From the draining-wheel we proceeded to visit the forest, where negroes were engaged in clearing the trees, turning up the soil between the stumps, which marked where the mighty sycamore, live oak, gum-trees, and pines had lately shaded the rich earth. In some places the Indian corn was already waving its head and tassels above the black gnarled roots; in other spots the trees, girdled by the axe, but not yet down, rose up from thick crops of maize; and still deeper in the wood negroes were guiding the ploughs, dragged with pain and difficulty by mules, three abreast, through the tangled roots and rigid earth, which will next year be fit for sowing. There were one hundred and twenty negroes at work; and these, with an adequate number of mules, will clear four hundred and fifty acres of land this year. “But it’s death on niggers and mules,” said Mr. Bateman. “We generally do it with Irish, as well as the hedging and ditching; but we can’t get them now, as they are all off to the wars.”
Although the profits of sugar are large, the cost of erecting the machinery, the consumption of wood in the boiler, and the scientific apparatus demand a far larger capital than is required by the cotton planter, who, when he has got land, may procure negroes on credit, and only requires food and clothing till he can realise the proceeds of their labour, and make a certain fortune. Cotton will keep where sugar spoils. The prices are far more variable in the latter, although it has a protective tariff of 20 per cent.

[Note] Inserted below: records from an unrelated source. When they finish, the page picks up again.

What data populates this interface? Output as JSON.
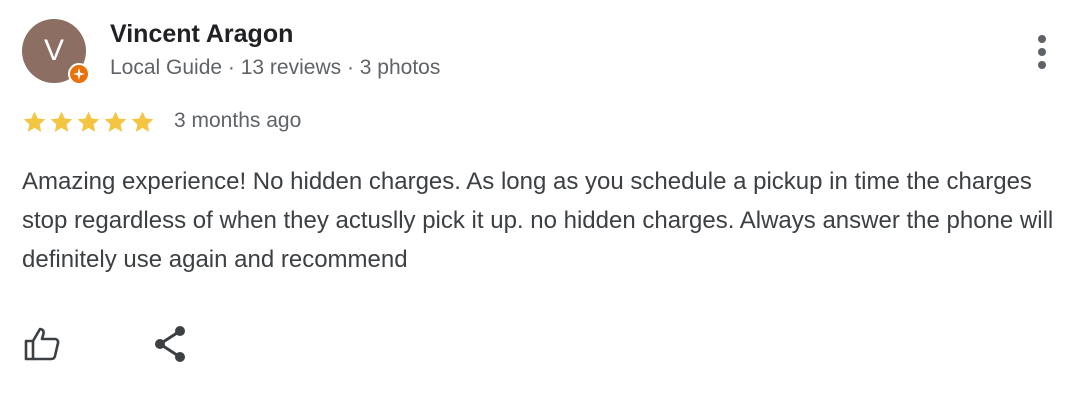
{
  "reviewer": {
    "avatar_letter": "V",
    "avatar_color": "#8d6e63",
    "badge_color": "#e8710a",
    "name": "Vincent Aragon",
    "meta": "Local Guide · 13 reviews · 3 photos"
  },
  "review": {
    "rating": 5,
    "max_rating": 5,
    "star_color": "#f4c542",
    "time_ago": "3 months ago",
    "text": "Amazing experience! No hidden charges. As long as you schedule a pickup in time the charges stop regardless of when they actuslly pick it up. no hidden charges. Always answer the phone will definitely use again and recommend"
  },
  "actions": {
    "icons": [
      "more-vert-icon",
      "thumb-up-icon",
      "share-icon"
    ]
  }
}
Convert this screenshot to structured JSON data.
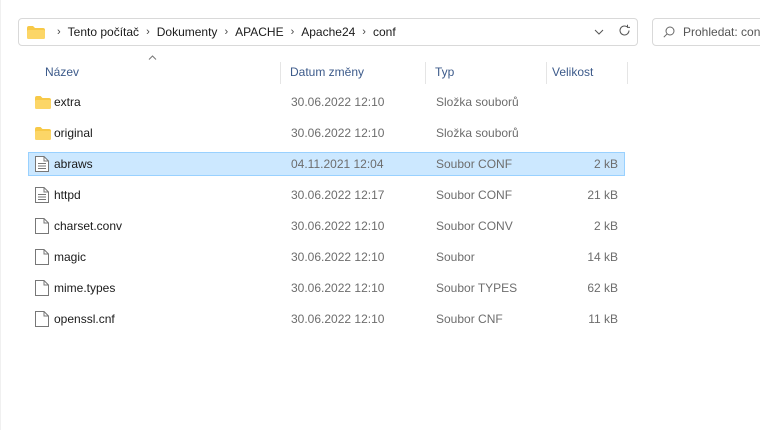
{
  "address_bar": {
    "breadcrumbs": [
      "Tento počítač",
      "Dokumenty",
      "APACHE",
      "Apache24",
      "conf"
    ],
    "dropdown_icon": "chevron-down-icon",
    "refresh_icon": "refresh-icon"
  },
  "search": {
    "placeholder": "Prohledat: conf"
  },
  "columns": {
    "name": "Název",
    "date": "Datum změny",
    "type": "Typ",
    "size": "Velikost",
    "sort_column": "name"
  },
  "files": [
    {
      "name": "extra",
      "date": "30.06.2022 12:10",
      "type": "Složka souborů",
      "size": "",
      "icon": "folder-icon",
      "selected": false
    },
    {
      "name": "original",
      "date": "30.06.2022 12:10",
      "type": "Složka souborů",
      "size": "",
      "icon": "folder-icon",
      "selected": false
    },
    {
      "name": "abraws",
      "date": "04.11.2021 12:04",
      "type": "Soubor CONF",
      "size": "2 kB",
      "icon": "text-file-icon",
      "selected": true
    },
    {
      "name": "httpd",
      "date": "30.06.2022 12:17",
      "type": "Soubor CONF",
      "size": "21 kB",
      "icon": "text-file-icon",
      "selected": false
    },
    {
      "name": "charset.conv",
      "date": "30.06.2022 12:10",
      "type": "Soubor CONV",
      "size": "2 kB",
      "icon": "blank-file-icon",
      "selected": false
    },
    {
      "name": "magic",
      "date": "30.06.2022 12:10",
      "type": "Soubor",
      "size": "14 kB",
      "icon": "blank-file-icon",
      "selected": false
    },
    {
      "name": "mime.types",
      "date": "30.06.2022 12:10",
      "type": "Soubor TYPES",
      "size": "62 kB",
      "icon": "blank-file-icon",
      "selected": false
    },
    {
      "name": "openssl.cnf",
      "date": "30.06.2022 12:10",
      "type": "Soubor CNF",
      "size": "11 kB",
      "icon": "blank-file-icon",
      "selected": false
    }
  ],
  "colors": {
    "folder": "#f7c948",
    "selection_bg": "#cce8ff",
    "selection_border": "#99d1ff",
    "header_text": "#3c5a8a"
  }
}
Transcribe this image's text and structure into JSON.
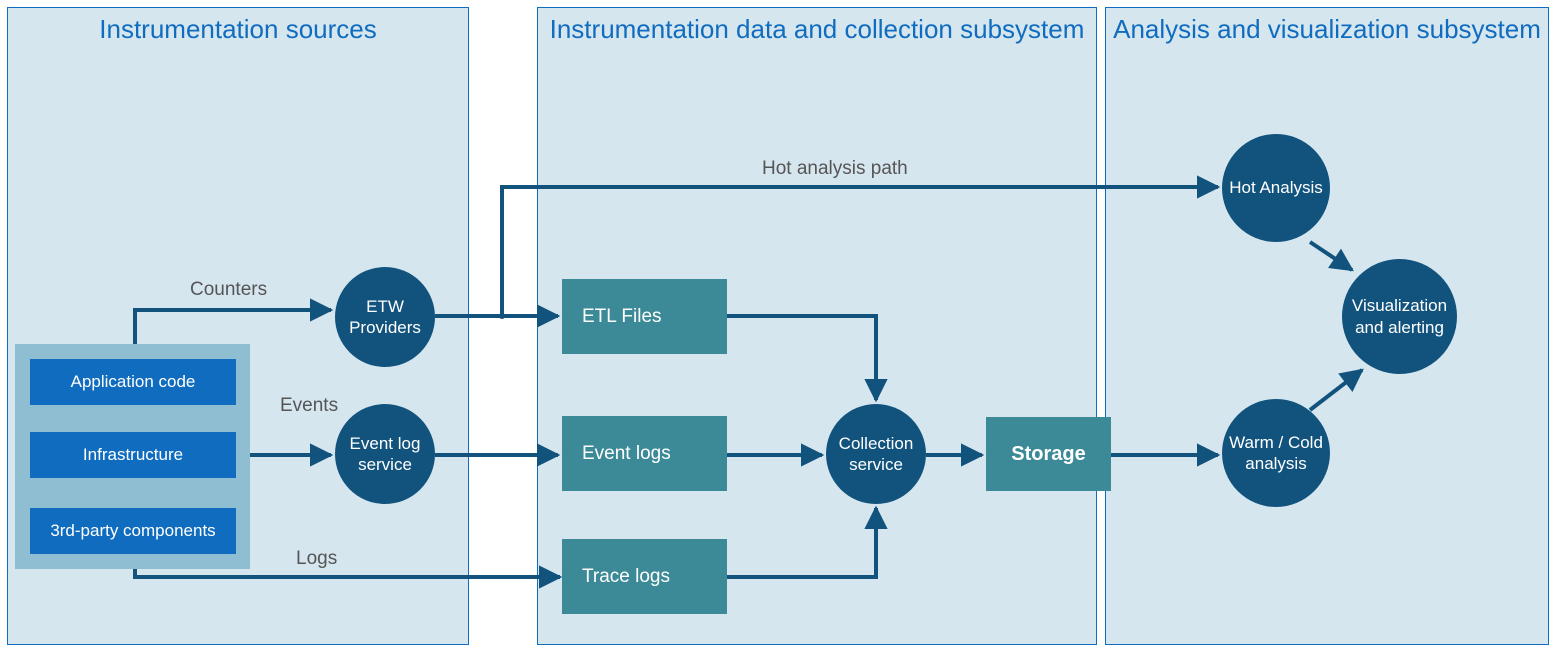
{
  "panels": {
    "sources": {
      "title": "Instrumentation sources"
    },
    "collection": {
      "title": "Instrumentation data and collection subsystem"
    },
    "analysis": {
      "title": "Analysis and visualization subsystem"
    }
  },
  "sources": {
    "app": "Application code",
    "infra": "Infrastructure",
    "third": "3rd-party components",
    "etw": "ETW Providers",
    "eventlog": "Event log service"
  },
  "collection": {
    "etl": "ETL Files",
    "evlog": "Event logs",
    "trace": "Trace logs",
    "collect": "Collection service",
    "storage": "Storage"
  },
  "analysis": {
    "hot": "Hot Analysis",
    "warmcold": "Warm / Cold analysis",
    "viz": "Visualization and alerting"
  },
  "edges": {
    "counters": "Counters",
    "events": "Events",
    "logs": "Logs",
    "hotpath": "Hot analysis path"
  }
}
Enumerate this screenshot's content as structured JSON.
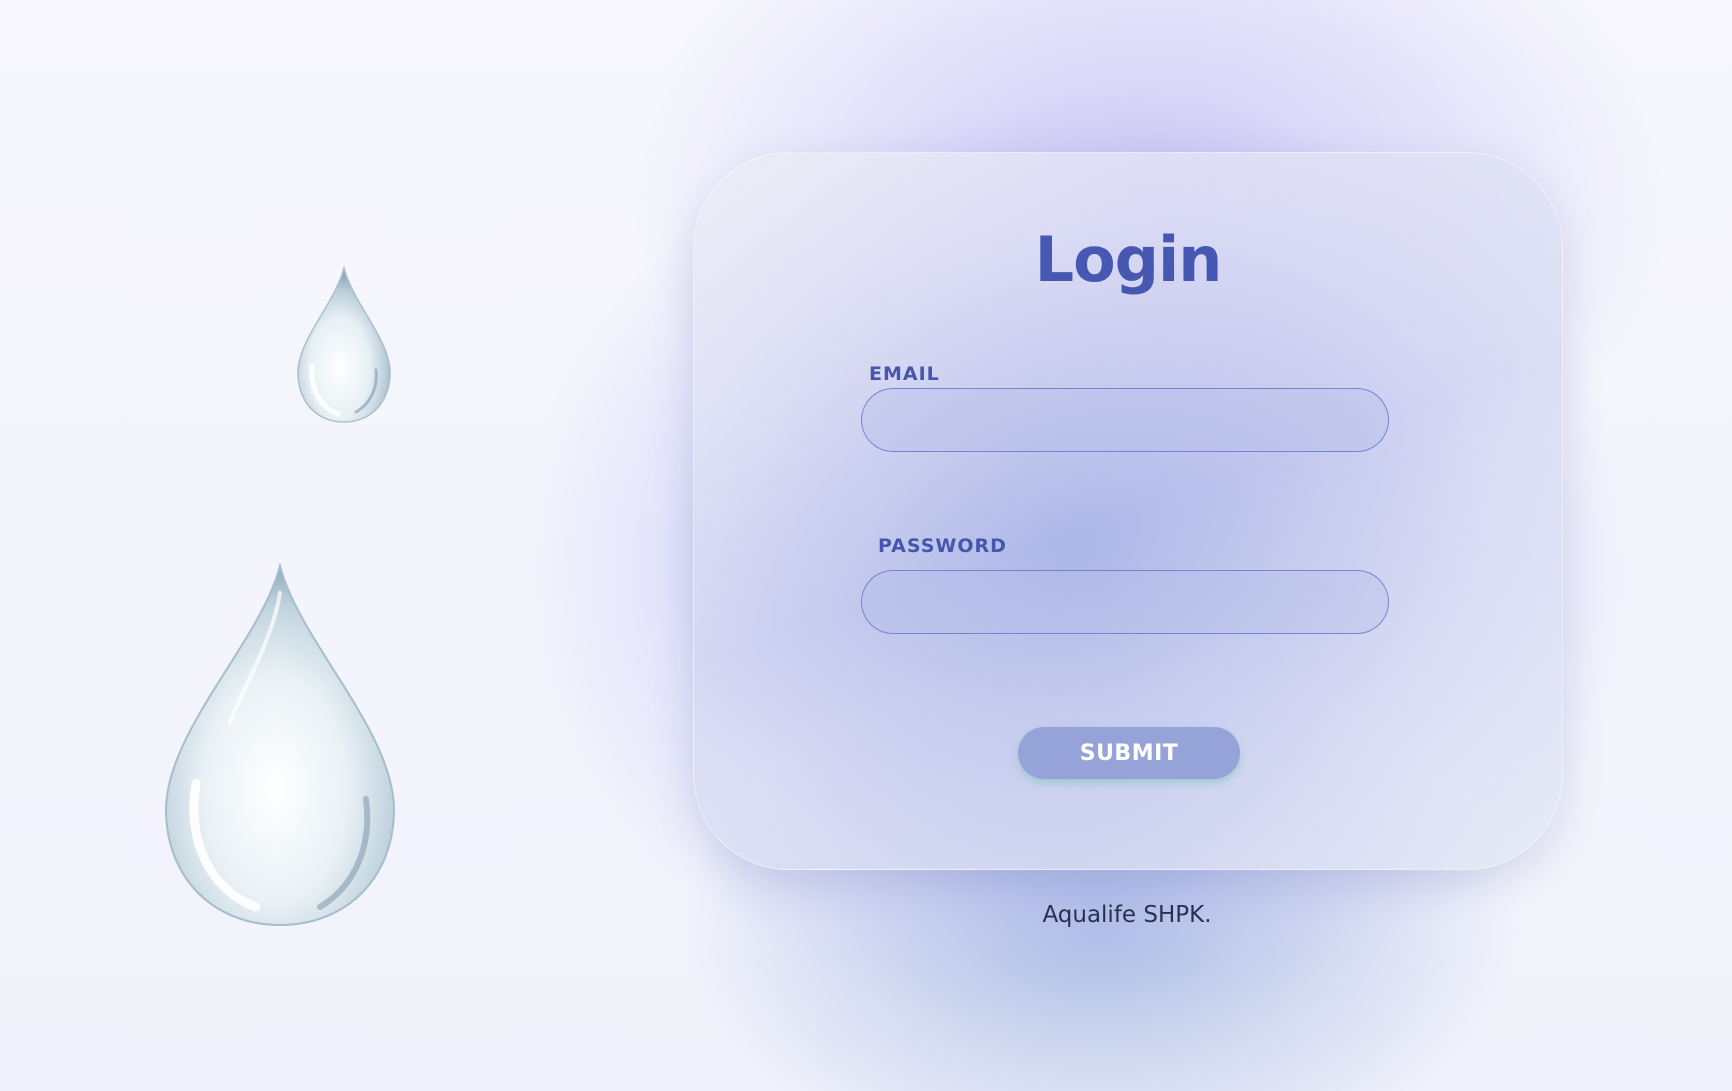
{
  "login": {
    "title": "Login",
    "email_label": "EMAIL",
    "email_value": "",
    "password_label": "PASSWORD",
    "password_value": "",
    "submit_label": "SUBMIT"
  },
  "footer": {
    "company": "Aqualife SHPK."
  },
  "decor": {
    "icons": [
      "water-drop-icon",
      "water-drop-icon"
    ]
  },
  "colors": {
    "accent": "#4758b3",
    "button": "#96a3d9",
    "button_text": "#ffffff",
    "footer_text": "#2a3050"
  }
}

The whole of the half million of hogsheads of the sugar grown in the South is consumed in the United States, whereas most of the cotton is sent abroad; but in the event of a blockade the South can use its sugar ad nauseam, whilst the cotton is all but useless in consequence of the want of manufacturers in the South.
When I got back, Mr. Burnside was seated in his verandah, gazing with anxiety, but not with apprehension, on the marching columns of black clouds, which were lighted up from time to time by heavy flashes, and shaken by rolls of thunder. Day after day the planters have been looking for rain, tapping glasses, scrutinising aneroids, consulting negro weather prophets, and now and then their expectations were excited by clouds moving down the river, only to be disappointed by their departure into space, or, worse than all, their favouring more distant plantations with a shower that brought gold to many a coffer. “Did you ever see such luck? Kenner has got it again! That’s the third shower Bringier has had in the last two days.”
But it was now the turn of all our friends to envy us a tremendous thunderstorm, with a heavy, even downfall of rain, which was sucked up by the thirsty earth almost as fast as it fell, and filled the lusty young corn with growing pains, imparting such vigour to the cane that we literally saw it sprouting up, and could mark the increase in height of the stems from hour to hour.
My good host is rather uneasy about his prospects this year, owing to the war; and no wonder. He reckoned on an income of £100,000 for his sugar alone; but if he cannot send it North it is impossible to estimate the diminution of his profits. I fancy, indeed, he more and more regrets that he embarked his capital in these great sugar-swamps, and that he would gladly now invest it at a loss in the old country, of which he is yet a subject; for he has never been naturalised in the United States. Nevertheless, he rejoices in the finest clarets, and in wines of fabulous price, which are tended by an old white-headed negro, who takes as much care of the fluid as if he was accustomed to drink it every day.
CHAPTER XXXVI. Visit to Mr. M‘Call’s plantation
Visit to Mr. M‘Call’s plantation—Irish, and Spaniards—The planter—A Southern sporting man—The creoles—Leave Houmas—Donaldsonville—Description of the City—Baton Rouge—Steamer to Natchez—Southern feeling; faith in Jefferson Davis—Rise and progress of prosperity for the planters—Ultimate issue of the war to both North and South.
June 8th.—According to promise, the inmates of Mr. Burnside’s house proceeded to pay a visit to-day to the plantation of Mr. M‘Call, who lives at the other side of the river some ten or twelve miles away. Still the same noiseless plantations, the same oppressive stillness, broken only by the tolling of the bell which summons the slaves to labour, or marks the brief periods of its respite! Whilst waiting for the ferry-boat, we visited Dr. Cotmann, who lives in a snug house near the levée, for, hurried as we were, ’twould nevertheless have been a gross breach of etiquette to have passed his doors; and I was not sorry for the opportunity of making the acquaintance of a lady so amiable as his wife, and of seeing a face with tender, pensive eyes, serene brow, and lovely contour, such as Guido or Greuse would have immortalised, and which Miss Cotmann, in the seclusion of that little villa on the banks of the Mississippi, scarcely seemed to know, would have made her a beauty in any capital in Europe.